Psalm 139 is one of my favorite Psalms. I like it so much because it details to me the attention and security provided to me through a relationship with God.
We live in a world in which people are “love starved.” Because of this “starvation” many people have little security to support their psychological well-being or their sense of personal stability and safety. Without this sense of well-being, people have difficulty connecting at a deep level. For these folks, relationships are not easy and are a source of threat. But, the need for connection does not go away. Some people respond to this need by devouring people like a hungry person would devour a bite of food. Starving people often do not stop to consider the “nutritional quality” of a potential meal – they simply eat and leave the consequences for later. This makes for a lack of discernment and causes people to enter bad relationships, only later realizing what they have done.
Others simply retreat into themselves. One way people retreat into themselves is by creating relationships that are totally self centered. They use people to meet their own needs, never really sharing anything of importance with their partner. Some retreat into themselves by considering the reward of relationship not worth the risk. They live in a profound sense of loneliness which, when occupied long enough becomes their identity.

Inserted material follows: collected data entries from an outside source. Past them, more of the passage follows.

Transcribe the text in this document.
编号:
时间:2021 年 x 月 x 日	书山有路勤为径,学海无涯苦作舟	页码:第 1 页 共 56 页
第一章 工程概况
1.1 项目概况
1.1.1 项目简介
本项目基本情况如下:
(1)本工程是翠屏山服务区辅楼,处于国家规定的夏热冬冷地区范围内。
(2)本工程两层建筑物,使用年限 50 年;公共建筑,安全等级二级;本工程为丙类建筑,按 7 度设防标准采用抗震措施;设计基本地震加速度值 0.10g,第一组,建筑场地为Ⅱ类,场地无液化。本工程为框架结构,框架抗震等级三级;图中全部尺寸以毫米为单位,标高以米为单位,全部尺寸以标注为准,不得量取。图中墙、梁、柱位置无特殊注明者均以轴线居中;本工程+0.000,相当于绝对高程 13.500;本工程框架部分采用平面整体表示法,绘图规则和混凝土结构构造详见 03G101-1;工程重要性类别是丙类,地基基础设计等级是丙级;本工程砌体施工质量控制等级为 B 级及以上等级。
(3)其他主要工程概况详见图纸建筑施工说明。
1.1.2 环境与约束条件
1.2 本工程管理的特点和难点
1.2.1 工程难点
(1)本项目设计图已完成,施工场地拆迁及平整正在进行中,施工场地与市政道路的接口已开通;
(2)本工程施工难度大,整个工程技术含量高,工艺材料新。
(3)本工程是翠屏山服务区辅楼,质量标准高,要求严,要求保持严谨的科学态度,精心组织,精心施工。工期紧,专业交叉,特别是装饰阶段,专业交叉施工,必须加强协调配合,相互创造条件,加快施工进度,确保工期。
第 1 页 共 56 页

People need to know love because it breeds the security and safety needed for a healthy life. Where will we find the type of love that can establish us in a stability that transcends circumstances and feelings?
That’s why I love Psalm 139. It leads me to the truth of such a love. In this Psalm, I learn some things about God.
First of all, I learn that God knows me. As a matter of fact, He has made knowing me a habit of His. He has made a complete, exhaustive, absolute investigation into my motivations, actions, and thoughts. In other words, He can see right through me and not in a negative way. He knows me exactly – without error.
God knows my posturing, my routines, my motions and even knows my imaginations. This type of knowing is hard for us to understand because we don’t have the exact insight that God does but His knowledge of me is so complete and accurate that He knows what I will think, do, or say before I think, do, or say it!
God comprehends my path. Just as an expert hunter has studied his prey, God has watched me and has a “master’s degree” in knowing me. He intimately knows the thoughts that come to my mind in the night as I lie on my bed. He is a partner to my inner conversations regarding my hopes, fears, and dreams.
He knows what rule I choose to walk by, what end I walk toward, and what company I walk with. He knows my next sentence before it is spoken and why I will speak it.
He has “hedged me in” – He is so close to me that the quarters He and I inhabit could be characterized as “cramped.” While He could be anywhere He wants, He has chosen to live right next to me.
He knows my past, my defeats. He knows what is beyond my sight – what I’m blind to. He has chosen to study my future and become intricately involved in it. He intersects my life both in the past and in the future. He is the only One who was there at the very beginning of the thought of me and who will be there at the culmination of all things regarding me.
Such knowledge is incomprehensible, above reason, impossible to grasp its measure, yet it is essential to my health, well-being, sense of wonder and purpose and security.
I can’t run from Him, because He won’t stop His search. When victory comes my way, He delights in my exaltation. When I sleep in the deepest pit, He watches my breathing and protects my life from demons. When darkness falls, His night vision sees as in the daytime. I am not simply a combination of sperm and egg, I was formed by His hands in my mother’s womb and had spirit words spoken over me as I drew breath.
I was made with great attention to detail. My frame was formed for my walk – my spirit was formed for eternity. I don’t need to worry about tomorrow because no demon, no hate filled group or individual, no accident of this imperfect world, no disease can take my life one day before God ordained for me to come home.
How does that affect your feelings of security? How does that change the way you live?
I want to know this in detail, and I want you to know it as well. No wonder David prayed:
Search me, O God, and know my heart; try me, and know my anxieties; and see if there is any wicked way in me, and lead me in the way everlasting.
If there is a thought within me not based upon this knowledge, change it. Knowing this takes away the anxieties of uncertainty and leads me into the peace of those who live with an eternal perspective.
In this, we find the joy of being known by God!